I need to extract information from the file names of large image sequences. Ultimately, what I want to get from the file name is this:
Original File Name: “FIFTH_AVENUE_NEW_YORK_30FPS_15489_FLAT_SCAN_00064803.dpx”
seqFirstFile as text = “FIFTH_AVENUE_NEW_YORK_30FPS_15489_FLAT_SCAN_00064803”
seqBase as text = “FIFTH_AVENUE_NEW_YORK_30FPS_15489_FLAT_SCAN_”
seqFrameNum as text = “00064803”
(the last set of numbers is the file’s position in the sequence. I have it as text and not an int, to preserve the padding zeros at the beginning of the number)
I’d like to minimize the number of times I need to iterate over this string, but more importantly, there’s some variability in how the string is constructed. As a general rule, it’s a safe assumption that the extension can be removed by looking for the “.” – though there are some older systems that used dots in the file name, they’re not very common any more. The number of the file in the sequence can be an arbitrary number of digits. Here it’s 8 but it could be 6, it could be 12, it could be variable, in that the number might have been assigned without any zero padding at the beginning. The file could use dashes instead of underscores, or in some cases it might not have a delimiter between the last bit of text and the sequence number.
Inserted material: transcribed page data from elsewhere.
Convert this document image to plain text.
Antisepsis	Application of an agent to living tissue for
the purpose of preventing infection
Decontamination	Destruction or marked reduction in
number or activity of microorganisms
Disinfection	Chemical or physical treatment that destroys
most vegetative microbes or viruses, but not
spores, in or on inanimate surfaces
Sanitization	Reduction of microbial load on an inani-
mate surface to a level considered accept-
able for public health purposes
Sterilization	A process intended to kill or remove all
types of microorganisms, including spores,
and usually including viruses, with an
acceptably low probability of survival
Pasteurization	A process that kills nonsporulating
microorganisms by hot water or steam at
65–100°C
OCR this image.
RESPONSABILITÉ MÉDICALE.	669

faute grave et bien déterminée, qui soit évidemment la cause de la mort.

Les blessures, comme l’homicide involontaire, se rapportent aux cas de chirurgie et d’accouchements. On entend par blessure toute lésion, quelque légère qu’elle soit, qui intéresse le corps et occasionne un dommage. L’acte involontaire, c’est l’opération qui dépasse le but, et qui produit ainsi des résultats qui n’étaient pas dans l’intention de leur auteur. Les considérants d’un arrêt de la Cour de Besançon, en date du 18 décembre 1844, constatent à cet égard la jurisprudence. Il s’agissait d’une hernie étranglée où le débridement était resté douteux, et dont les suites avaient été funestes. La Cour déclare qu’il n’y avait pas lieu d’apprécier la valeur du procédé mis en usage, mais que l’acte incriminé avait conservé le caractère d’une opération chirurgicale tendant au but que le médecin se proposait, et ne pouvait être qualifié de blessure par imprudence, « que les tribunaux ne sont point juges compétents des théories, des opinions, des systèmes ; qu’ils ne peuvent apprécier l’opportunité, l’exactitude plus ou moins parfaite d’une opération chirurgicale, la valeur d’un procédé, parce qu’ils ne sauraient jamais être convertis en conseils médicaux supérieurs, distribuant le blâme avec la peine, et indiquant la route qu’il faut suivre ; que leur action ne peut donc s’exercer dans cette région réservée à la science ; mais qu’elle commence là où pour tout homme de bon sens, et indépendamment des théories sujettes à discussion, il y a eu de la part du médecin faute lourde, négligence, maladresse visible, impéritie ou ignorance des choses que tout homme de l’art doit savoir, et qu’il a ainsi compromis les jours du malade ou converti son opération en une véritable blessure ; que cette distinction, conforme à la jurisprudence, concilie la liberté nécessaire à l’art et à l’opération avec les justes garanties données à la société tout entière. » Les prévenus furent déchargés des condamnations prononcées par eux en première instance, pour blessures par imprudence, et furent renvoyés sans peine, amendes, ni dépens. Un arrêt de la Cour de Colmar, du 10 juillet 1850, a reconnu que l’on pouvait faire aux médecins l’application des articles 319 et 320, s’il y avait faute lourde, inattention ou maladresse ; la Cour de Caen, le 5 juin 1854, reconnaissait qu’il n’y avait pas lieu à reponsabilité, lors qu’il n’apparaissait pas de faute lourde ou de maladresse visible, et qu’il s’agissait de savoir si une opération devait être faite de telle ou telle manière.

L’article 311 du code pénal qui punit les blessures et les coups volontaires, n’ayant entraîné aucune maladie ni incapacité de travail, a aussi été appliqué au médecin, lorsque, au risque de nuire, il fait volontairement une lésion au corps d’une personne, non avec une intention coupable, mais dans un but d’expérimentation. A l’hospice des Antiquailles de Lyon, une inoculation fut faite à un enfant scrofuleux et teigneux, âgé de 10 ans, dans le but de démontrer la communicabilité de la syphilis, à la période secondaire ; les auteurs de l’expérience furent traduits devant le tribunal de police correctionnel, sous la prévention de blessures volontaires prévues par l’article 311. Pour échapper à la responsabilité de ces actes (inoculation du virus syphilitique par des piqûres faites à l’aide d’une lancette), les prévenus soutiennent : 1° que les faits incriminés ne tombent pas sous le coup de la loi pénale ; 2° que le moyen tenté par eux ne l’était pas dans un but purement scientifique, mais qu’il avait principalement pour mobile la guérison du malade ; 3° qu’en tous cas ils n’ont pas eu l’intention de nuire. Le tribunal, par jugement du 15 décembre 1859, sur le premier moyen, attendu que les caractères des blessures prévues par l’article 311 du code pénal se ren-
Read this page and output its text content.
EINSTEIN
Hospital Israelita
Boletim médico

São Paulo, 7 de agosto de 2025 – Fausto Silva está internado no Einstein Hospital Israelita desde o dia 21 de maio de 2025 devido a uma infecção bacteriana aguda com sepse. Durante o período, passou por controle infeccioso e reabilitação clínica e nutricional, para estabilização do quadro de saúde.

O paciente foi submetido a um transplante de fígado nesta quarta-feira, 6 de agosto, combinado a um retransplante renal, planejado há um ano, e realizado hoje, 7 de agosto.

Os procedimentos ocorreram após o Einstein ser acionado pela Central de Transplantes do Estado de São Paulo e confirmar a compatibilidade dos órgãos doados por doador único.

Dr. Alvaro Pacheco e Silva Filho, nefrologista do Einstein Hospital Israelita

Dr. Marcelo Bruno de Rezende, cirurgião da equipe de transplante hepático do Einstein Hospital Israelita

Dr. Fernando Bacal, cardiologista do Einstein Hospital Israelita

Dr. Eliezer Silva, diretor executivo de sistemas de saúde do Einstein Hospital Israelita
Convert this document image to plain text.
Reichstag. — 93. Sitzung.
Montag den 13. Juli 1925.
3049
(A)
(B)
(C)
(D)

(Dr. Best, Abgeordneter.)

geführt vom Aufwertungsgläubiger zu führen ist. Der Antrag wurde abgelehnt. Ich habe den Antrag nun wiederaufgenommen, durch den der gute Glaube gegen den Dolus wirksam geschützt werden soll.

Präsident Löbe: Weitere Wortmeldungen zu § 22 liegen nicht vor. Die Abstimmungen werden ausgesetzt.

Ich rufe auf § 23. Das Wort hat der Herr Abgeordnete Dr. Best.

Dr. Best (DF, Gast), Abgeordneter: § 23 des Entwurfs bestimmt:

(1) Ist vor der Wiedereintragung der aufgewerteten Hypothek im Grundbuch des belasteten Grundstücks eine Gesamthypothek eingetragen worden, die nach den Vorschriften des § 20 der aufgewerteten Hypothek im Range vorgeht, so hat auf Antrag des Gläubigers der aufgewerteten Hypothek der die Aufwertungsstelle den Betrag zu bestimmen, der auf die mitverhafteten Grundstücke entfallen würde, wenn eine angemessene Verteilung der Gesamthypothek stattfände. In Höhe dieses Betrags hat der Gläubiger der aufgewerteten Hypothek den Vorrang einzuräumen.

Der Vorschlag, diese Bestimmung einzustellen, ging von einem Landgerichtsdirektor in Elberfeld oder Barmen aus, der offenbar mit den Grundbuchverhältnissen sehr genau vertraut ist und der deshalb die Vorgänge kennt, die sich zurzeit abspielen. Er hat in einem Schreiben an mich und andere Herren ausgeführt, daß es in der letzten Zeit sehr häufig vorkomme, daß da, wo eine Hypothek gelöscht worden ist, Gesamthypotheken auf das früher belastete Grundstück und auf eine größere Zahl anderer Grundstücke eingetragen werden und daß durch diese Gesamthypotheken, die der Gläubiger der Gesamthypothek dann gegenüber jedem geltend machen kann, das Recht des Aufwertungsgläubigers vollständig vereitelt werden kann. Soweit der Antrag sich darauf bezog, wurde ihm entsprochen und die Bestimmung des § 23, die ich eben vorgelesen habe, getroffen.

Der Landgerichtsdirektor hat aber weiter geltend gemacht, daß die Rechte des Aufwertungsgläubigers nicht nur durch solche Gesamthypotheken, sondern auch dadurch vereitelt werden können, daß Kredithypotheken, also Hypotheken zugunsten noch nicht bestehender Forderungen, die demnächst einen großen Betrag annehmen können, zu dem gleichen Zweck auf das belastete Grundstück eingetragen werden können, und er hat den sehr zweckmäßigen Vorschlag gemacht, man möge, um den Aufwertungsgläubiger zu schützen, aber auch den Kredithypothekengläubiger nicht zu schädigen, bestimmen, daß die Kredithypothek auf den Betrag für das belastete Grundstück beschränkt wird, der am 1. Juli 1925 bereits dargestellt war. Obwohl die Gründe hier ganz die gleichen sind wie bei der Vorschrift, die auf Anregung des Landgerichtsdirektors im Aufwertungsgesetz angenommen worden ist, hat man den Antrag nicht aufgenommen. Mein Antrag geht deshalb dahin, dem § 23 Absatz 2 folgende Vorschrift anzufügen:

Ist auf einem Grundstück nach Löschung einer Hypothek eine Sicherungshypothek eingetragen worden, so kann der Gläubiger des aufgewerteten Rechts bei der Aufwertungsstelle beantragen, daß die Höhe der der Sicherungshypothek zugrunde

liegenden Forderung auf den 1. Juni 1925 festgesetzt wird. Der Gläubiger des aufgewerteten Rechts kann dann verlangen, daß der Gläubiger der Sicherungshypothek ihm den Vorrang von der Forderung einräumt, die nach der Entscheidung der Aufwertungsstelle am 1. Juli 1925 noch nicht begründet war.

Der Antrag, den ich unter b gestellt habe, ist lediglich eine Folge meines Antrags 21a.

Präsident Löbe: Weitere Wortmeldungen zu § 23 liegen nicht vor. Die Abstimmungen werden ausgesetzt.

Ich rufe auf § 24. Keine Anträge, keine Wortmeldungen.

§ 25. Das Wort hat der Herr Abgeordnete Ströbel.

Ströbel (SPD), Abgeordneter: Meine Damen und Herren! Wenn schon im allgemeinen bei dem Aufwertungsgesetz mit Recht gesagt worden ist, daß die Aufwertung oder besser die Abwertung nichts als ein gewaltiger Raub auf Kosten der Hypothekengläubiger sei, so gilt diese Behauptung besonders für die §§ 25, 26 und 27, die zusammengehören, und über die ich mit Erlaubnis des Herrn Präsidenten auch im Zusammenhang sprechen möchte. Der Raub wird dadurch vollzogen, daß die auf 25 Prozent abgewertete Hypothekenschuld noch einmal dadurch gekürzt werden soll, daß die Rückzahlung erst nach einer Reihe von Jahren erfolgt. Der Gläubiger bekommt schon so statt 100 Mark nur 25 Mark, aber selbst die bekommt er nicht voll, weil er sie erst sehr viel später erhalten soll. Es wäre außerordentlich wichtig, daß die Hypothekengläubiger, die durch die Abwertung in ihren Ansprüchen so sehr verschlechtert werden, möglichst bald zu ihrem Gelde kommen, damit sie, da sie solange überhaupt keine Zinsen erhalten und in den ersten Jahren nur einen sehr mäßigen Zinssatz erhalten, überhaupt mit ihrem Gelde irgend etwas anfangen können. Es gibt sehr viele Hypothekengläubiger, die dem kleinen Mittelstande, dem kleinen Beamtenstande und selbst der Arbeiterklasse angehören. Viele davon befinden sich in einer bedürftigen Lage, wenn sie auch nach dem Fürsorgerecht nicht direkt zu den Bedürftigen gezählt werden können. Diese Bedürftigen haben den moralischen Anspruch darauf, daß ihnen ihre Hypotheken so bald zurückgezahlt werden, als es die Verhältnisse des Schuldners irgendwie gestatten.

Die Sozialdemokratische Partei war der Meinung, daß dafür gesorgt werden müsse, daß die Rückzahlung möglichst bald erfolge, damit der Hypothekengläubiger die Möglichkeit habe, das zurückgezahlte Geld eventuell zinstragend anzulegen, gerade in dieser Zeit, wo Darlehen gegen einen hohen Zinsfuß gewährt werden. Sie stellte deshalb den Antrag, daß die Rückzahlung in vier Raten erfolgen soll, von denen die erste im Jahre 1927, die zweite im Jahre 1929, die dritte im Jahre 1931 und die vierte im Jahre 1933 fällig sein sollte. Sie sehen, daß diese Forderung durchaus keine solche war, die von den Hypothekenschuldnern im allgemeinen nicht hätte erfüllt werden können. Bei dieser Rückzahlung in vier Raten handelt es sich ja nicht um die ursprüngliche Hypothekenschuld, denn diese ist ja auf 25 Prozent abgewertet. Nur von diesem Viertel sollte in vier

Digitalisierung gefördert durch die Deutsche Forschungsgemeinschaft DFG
What’s the best way to quickly look at this and populate the three variables listed above?
If the file name will always end with FrameNumber.Type then I would scan right to left using a loop and getting one character at a time with Mid. At the first dot you have your type. At the first digit you have the end of the frame number (remember right to left), and at the last digit you have the beginning.
With those indexes you can then use Mid to split the string up.
Assuming there will always be an extension at the end, this will do what you want:
dim rx as new RegEx
rx.SearchPattern = "(?U)^((.*)(\\d+))\\.[^.]+$"
dim match as RegExMatch = rx.Search( filename )
if match isa object then
dim seqFirstFile as string = match.SubExpressionString( 1 )
dim seqBase as string = match.SubExpressionString( 2 )
dim seqFrameNum as string = match.SubExpressionString( 3 )
RegEx may end up being the fastest because it’s a call out to a highly optimized library written in C or C++. Xojo is no slouch, especially now that we have LLVM with 64-bit builds. But you end up copying substrings when you use Mid which will slow down any algorithm where you’re scanning characters.
The reason I suggested Mid and scanning right-to-left is that you bypass everything that might confuse other methods. Since there’s no reliable delimiter, there may or may not be a dot, there may be many dots, and we must presume there may be other digits in the name, start at the end with the stuff you want. Once you have what you want, everything else is the first part.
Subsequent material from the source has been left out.